2020/12/29

【WC2020】桜花学園が東京成徳の粘りを振り切り、2年連続23回目の優勝


    ◆女子決勝 桜花学園 89- 65 東京成徳大学

    SoftBankウインターカップ2020(第73回全国高等学校バスケットボール選手権大会) の6日目、ファイナルのメインコートに立ったのは昨年の覇者・桜花学園と、東京成徳大学(東京・以下東京成徳)。

    前日、決勝進出を決めた直後、「大きな相手が準備していないところをスピードを活かしてつき、こういう戦い方もできるんだというところを見せたい」と語っていた東京成徳・遠香周平コーチ。その言葉どおり、ディフェンスプレッシャーをかけるタイミングを工夫しながら桜花学園に揺さぶりをかける。が、桜花学園の司令塔#4江村優有に連続で得点を決められてタイムアウトを余儀なくされた。

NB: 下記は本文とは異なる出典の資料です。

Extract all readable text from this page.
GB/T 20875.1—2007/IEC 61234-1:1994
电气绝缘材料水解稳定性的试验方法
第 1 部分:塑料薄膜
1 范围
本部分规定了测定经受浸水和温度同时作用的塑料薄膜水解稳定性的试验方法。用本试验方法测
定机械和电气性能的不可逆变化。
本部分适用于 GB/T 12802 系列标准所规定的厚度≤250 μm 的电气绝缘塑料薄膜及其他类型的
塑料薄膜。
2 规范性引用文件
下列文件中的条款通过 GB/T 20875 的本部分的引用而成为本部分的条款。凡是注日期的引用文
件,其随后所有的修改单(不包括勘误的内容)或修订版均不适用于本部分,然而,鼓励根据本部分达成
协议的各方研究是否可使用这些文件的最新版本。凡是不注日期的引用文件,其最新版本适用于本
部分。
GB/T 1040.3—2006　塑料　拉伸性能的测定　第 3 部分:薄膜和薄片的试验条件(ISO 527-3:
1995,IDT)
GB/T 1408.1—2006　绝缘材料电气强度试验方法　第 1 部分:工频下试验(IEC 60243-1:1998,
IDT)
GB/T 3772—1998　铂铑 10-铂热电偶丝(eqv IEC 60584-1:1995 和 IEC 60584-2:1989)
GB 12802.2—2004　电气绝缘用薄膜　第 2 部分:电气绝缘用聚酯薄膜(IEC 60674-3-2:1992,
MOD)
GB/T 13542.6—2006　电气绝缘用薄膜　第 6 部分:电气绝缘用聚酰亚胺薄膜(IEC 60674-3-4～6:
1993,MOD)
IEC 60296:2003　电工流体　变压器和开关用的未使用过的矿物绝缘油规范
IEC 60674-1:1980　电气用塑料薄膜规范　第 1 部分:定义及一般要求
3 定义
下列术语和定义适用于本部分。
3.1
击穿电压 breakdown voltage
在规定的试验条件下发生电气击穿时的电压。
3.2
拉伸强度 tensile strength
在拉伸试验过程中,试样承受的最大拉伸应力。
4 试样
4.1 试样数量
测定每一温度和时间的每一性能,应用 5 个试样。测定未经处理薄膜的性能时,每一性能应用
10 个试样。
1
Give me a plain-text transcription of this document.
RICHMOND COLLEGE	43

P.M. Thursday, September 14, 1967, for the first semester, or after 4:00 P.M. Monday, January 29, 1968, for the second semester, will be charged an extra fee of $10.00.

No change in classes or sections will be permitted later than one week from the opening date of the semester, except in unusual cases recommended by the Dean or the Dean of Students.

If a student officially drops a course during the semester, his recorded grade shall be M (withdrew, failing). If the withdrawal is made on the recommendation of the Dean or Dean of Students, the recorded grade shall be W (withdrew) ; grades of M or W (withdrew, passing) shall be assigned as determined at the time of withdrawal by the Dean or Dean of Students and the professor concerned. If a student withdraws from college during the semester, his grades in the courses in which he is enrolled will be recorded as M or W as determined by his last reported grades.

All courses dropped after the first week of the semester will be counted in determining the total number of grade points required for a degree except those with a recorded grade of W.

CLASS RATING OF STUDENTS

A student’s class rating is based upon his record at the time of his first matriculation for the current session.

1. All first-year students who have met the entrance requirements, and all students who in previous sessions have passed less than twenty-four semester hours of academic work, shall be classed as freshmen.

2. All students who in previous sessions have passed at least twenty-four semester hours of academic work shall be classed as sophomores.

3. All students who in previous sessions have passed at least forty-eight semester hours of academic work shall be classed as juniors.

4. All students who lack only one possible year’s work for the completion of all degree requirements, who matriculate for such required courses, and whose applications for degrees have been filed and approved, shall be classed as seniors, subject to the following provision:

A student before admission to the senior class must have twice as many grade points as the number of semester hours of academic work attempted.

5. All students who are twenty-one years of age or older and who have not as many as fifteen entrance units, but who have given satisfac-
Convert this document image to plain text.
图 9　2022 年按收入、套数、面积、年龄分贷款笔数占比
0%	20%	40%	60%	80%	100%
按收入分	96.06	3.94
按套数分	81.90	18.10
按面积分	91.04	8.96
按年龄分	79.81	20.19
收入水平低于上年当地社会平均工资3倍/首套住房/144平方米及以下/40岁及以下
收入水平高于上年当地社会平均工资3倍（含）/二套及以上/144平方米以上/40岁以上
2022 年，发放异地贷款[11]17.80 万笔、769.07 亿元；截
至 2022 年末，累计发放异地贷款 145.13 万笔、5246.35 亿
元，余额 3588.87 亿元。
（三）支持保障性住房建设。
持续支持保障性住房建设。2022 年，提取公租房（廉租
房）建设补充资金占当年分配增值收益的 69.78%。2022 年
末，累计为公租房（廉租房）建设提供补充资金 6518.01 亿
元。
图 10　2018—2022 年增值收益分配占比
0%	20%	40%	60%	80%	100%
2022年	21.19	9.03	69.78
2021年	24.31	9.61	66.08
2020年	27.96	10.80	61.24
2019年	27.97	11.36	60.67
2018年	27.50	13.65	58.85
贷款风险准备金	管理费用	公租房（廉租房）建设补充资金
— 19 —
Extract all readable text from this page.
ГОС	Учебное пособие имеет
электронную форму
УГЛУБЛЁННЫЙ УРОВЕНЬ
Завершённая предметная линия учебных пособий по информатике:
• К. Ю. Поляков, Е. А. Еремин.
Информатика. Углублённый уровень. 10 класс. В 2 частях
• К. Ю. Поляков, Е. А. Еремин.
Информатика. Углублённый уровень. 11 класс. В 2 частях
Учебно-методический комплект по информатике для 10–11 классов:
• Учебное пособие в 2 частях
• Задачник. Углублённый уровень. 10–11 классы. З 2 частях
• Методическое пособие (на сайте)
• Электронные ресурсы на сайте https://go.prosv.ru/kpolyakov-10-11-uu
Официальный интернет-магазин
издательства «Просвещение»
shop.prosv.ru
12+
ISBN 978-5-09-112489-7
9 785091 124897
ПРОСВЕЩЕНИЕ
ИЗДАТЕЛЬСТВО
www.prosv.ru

    その#4江村をマークしていた東京成徳のキャプテン#4山田葵が言う。

    「(タイムアウトでは)ディフェンスでもっとプレッシャーをかけて、攻撃ではゴールにアタックしよう、と指示されました」

    一方、いい立ち上がりを見せた桜花学園・井上コーチの分析はこうだ。

    「(東京成徳は)ガードの江村に対してプレッシャーをかけてインサイド(ゴール下)にいいパスを出させない作戦でした。しかし江村をマークし過ぎて、インサイドのディフェンスが甘くなっているようにも見えました」

    第2ピリオド、東京成徳がその#4山田を中心に流れを引き戻す。持ち味の切れ味鋭いドライブで桜花学園のディフェンスを突破すると、桜花学園の#4江村からスティール。「中学時代にも対戦したことがある相手に、私のディフェンスが効くようになっていると感じられてうれしかった」という#4山田。東京成徳が前半、一桁得点差で勝負を後半に持ち込んだ(33-42)。

    しかし後半は桜花学園の留学生#10オコンクウォ・スーザン・アマカ(以下アマカ)の独壇場。ゴール下で得点を連取し、53得点21リバウンド。東京成徳は#9山口希乃夏と#7古谷早紀の連続3ポイントシュートで10点差まで詰め寄るシーンもあったが、最後まで#10アマカを止めることはできなかった。桜花学園・井上コーチは迷うことなく、その部分を勝因として挙げた。

    「思うように点差が開かず、いらいらしたゲームでした。江村のターンオーバーもありましたが、アマカが驚異的な得点を取ってくれて助けられました」

    ほっとした様子で2年連続23回目の優勝をかみしめる井上コーチ。一方の東京成徳・遠香コーチも敗れはしたが、納得した表情だ。

    「自分たちらしく戦うにはどうすればいいかをミーティングで話し合い、点差をつめることができました。追い越すことはできませんでしたが、相手のファーストプランを崩すことができ、(桜花学園に)タイムアウトを取らせることができました」と、選手をたたえる。

    試合終了直後、両チームのコーチが互いに近づき、言葉を交わす――。

    「強いチームでした。メンバーを落とさずに戦ったくださり、ありがとうございました。桜花学園と対戦できて幸せでした」と井上コーチに頭を下げる遠香コーチ。井上コーチからは「おまえ(東京成徳)のところが向かってきてくれたことがうれしかった、と言われた」(遠香コーチ)という。

    準々決勝・安城学園(愛知)戦では終了間際、ブザービーターの3ポイントシュートで劇的な逆転勝利。準決勝の札幌山の手(北海道)戦では激しいラリーのハイスコアゲームを制した東京成徳。ファイナルのコートにも、大会を通して成長した姿をしっかりと映し出していた――。